5. Marketing and Licensing. SIUE will begin license negotiations with potential licensees, usually after the U.S. Provisional Patent has been secured. Companies likely to be interested are approached and are given an opportunity to evaluate the invention (if required, on a confidential basis). Inventor's suggestions of companies to be approached are extremely valuable. If the company show strong interest, a license proposal is prepared. Negotiations follow which may require flexibility and creativity by both parties in order to arrive at a mutually satisfactory agreement. Different inventions require different licensing strategies. For example, a basic new scientific tool likely to be widely used is typically licensed on a non-exclusive basis. In contrast, an invention which requires significant investment of resources by a company is typically licensed on an exclusive basis. The exclusive license provides an incentive to the licensee to commit risk capital investments required for product development.  Confidentiality agreements may be required to protect overseas patent rights if no public disclosure of the invention has occurred.

The signing of a License Agreement is the beginning of a long term relationship.
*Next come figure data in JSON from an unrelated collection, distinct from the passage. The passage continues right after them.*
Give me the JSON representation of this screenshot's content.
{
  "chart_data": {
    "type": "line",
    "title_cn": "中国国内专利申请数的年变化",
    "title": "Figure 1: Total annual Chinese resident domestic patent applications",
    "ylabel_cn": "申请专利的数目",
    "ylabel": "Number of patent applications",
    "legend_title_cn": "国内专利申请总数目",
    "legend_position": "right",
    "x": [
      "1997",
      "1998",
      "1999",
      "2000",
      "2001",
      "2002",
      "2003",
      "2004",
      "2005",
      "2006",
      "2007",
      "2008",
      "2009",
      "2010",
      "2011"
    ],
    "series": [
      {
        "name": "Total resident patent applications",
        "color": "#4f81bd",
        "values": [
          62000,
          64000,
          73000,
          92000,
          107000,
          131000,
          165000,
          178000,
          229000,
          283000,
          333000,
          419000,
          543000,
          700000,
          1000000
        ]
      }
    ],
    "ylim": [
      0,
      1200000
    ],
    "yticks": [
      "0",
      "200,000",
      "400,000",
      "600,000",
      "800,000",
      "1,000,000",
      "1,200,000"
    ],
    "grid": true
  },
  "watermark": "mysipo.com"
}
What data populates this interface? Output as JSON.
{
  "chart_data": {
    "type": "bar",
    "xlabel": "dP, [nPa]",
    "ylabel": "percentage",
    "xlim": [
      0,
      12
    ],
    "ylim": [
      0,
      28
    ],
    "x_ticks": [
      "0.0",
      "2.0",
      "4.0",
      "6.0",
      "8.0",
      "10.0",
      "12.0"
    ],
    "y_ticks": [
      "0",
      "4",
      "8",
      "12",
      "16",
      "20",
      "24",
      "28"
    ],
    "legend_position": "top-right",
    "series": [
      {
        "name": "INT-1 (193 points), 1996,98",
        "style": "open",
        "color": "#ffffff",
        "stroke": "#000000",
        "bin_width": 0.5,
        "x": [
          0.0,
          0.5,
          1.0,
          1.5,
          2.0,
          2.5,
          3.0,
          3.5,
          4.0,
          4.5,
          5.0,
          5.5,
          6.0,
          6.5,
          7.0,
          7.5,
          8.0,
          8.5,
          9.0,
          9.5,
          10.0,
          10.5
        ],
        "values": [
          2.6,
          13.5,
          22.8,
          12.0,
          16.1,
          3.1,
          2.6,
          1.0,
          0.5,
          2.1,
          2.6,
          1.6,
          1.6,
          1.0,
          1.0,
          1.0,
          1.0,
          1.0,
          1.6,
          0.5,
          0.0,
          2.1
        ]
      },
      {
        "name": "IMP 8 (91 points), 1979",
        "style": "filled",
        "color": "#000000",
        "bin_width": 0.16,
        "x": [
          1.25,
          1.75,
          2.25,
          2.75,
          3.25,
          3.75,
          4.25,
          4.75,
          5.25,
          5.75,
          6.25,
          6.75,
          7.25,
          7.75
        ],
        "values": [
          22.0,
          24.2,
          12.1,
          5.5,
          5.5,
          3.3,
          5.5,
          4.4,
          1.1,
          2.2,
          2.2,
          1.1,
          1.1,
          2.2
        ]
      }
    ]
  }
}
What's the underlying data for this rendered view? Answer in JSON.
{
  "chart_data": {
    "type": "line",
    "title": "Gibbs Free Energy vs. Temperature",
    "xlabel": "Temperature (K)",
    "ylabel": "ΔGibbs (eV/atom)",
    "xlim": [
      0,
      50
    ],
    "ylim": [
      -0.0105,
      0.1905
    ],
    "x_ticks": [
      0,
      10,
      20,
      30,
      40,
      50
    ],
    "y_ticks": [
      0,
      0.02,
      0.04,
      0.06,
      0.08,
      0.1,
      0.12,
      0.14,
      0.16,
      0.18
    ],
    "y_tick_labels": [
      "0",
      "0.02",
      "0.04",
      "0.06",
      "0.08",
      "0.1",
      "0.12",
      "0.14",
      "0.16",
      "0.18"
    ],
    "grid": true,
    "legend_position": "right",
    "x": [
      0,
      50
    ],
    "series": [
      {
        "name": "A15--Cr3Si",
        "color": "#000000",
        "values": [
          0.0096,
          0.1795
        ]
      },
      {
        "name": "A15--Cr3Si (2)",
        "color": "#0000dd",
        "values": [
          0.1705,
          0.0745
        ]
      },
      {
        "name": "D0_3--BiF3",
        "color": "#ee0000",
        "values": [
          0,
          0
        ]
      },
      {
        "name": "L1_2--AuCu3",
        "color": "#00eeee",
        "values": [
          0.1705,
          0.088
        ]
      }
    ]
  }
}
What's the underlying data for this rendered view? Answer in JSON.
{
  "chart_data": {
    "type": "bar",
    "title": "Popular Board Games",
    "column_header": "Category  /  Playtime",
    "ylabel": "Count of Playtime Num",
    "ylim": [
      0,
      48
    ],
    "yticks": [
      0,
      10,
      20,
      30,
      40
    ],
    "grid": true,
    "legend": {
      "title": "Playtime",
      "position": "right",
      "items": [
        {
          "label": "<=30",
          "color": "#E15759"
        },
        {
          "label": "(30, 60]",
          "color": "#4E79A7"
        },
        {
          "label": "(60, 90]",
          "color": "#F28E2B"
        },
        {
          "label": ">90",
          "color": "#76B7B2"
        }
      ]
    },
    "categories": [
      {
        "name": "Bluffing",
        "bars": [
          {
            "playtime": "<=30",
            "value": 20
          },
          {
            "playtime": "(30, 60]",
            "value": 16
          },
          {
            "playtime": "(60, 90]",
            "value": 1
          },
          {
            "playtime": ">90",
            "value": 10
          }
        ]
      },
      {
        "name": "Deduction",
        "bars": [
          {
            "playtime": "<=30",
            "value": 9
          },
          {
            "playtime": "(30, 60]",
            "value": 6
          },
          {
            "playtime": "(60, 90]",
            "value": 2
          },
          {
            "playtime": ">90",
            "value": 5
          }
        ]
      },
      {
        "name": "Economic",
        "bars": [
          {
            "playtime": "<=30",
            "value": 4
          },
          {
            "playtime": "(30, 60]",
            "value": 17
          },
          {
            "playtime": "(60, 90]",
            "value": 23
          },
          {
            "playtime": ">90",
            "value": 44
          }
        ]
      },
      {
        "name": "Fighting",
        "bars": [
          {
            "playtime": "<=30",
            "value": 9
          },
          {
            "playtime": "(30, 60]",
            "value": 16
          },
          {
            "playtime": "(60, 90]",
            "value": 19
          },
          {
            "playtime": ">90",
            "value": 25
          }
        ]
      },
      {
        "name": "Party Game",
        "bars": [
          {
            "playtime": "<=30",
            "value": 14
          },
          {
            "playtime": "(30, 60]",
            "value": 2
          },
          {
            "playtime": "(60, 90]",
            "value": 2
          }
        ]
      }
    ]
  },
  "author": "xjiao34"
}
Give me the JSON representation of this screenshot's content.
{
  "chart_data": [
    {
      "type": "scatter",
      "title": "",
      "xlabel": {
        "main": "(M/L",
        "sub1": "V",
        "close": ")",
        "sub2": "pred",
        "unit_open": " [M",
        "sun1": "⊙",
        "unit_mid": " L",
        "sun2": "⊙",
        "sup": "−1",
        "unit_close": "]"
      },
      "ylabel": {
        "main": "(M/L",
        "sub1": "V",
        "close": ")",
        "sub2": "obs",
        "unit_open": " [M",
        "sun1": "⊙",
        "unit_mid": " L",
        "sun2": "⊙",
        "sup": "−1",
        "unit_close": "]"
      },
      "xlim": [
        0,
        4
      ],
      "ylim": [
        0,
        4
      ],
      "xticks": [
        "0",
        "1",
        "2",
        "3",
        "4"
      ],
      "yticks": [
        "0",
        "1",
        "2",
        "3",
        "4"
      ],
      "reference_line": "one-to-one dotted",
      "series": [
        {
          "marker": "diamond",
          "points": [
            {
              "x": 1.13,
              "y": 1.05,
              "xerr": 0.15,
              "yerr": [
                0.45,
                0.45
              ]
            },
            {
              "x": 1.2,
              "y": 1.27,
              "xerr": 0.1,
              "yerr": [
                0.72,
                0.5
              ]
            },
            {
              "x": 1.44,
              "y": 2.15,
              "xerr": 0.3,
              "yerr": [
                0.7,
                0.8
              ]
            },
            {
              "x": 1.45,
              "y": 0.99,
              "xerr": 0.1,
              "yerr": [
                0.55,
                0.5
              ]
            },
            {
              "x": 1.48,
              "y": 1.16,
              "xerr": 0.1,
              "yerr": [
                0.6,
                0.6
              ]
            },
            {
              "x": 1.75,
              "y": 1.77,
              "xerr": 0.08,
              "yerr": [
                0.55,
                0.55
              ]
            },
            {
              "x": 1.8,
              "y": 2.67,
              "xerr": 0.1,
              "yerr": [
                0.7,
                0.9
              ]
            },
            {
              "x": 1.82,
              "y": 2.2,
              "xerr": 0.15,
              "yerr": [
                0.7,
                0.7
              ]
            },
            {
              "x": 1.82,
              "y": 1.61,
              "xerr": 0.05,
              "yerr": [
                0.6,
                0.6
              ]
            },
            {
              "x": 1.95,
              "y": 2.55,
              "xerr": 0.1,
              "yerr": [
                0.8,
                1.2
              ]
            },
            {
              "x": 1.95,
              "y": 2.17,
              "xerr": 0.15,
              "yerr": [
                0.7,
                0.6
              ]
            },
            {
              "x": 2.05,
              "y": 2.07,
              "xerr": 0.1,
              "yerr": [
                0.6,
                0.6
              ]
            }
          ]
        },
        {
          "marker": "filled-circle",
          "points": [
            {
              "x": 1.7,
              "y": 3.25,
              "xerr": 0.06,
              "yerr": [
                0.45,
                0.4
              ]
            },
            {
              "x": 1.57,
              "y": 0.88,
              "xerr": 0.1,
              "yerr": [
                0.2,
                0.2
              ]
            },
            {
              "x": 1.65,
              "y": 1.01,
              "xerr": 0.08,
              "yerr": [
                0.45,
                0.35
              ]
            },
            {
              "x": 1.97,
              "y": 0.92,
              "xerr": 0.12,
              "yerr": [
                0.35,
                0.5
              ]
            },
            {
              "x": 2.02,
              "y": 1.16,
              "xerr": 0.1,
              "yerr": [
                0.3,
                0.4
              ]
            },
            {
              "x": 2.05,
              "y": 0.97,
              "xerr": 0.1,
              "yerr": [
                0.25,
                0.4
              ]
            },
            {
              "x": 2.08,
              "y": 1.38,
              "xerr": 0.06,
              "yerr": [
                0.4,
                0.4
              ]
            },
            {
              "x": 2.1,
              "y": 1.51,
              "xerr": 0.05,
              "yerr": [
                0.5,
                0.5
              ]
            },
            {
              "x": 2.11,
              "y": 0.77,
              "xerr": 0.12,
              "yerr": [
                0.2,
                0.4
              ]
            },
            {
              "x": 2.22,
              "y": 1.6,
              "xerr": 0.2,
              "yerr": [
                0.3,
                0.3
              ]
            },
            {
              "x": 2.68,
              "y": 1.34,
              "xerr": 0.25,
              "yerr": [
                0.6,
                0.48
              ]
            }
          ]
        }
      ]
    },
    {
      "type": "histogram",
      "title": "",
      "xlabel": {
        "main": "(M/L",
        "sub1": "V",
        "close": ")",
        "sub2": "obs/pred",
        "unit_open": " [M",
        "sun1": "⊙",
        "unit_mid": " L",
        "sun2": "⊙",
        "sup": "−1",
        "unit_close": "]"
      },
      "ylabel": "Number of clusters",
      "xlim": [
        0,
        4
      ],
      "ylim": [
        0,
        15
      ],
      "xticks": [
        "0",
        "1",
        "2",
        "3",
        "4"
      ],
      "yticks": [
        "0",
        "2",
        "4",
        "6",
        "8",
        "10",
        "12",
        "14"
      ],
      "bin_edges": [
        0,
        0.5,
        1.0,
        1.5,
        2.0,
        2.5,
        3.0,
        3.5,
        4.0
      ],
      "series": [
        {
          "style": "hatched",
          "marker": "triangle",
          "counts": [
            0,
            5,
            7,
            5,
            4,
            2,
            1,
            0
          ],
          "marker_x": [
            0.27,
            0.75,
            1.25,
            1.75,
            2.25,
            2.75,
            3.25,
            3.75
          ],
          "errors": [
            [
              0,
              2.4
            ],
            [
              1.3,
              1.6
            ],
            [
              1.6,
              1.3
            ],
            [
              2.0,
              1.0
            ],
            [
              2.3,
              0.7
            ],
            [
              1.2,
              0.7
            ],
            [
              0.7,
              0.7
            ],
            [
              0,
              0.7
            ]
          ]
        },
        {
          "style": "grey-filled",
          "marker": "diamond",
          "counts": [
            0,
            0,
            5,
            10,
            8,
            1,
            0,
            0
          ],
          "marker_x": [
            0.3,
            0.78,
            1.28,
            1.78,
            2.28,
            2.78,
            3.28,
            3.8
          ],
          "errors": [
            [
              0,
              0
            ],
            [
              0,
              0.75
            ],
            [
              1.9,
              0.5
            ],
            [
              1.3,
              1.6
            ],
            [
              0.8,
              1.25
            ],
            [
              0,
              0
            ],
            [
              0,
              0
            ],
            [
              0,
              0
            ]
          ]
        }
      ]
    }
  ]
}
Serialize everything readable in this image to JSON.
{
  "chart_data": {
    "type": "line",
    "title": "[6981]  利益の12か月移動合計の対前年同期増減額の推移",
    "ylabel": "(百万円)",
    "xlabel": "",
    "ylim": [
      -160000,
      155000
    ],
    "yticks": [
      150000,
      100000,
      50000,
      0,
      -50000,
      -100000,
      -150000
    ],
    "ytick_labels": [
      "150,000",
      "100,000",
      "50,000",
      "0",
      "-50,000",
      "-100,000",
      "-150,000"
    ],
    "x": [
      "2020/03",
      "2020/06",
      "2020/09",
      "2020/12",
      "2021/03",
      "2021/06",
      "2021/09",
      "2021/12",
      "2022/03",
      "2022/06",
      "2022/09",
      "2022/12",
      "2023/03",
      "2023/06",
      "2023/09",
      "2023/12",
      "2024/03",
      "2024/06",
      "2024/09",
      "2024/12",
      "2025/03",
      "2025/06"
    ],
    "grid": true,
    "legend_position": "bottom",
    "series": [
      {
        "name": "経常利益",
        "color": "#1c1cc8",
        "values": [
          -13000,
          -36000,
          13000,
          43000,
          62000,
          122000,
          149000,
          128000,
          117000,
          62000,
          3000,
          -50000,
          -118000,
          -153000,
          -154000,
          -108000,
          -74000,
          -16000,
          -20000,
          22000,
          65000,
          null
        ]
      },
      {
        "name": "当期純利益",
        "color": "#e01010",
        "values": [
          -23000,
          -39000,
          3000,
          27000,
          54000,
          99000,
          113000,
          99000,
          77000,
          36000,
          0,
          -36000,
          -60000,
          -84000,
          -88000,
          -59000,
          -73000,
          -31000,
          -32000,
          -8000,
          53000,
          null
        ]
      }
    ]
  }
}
The licensee's performance is monitored by the ORP for the duration of the license. Most License Agreements require periodic financial or development reports from the licensees. All royalty payments are collected by the Graduate School in accordance with the SIUE IP Policy. At times SIUE may accept equity in lieu of cash as part of the license issue fees. 

Adapted by permission from policies and procedures of Southern Illinois University Carbondale and Stanford University (2010).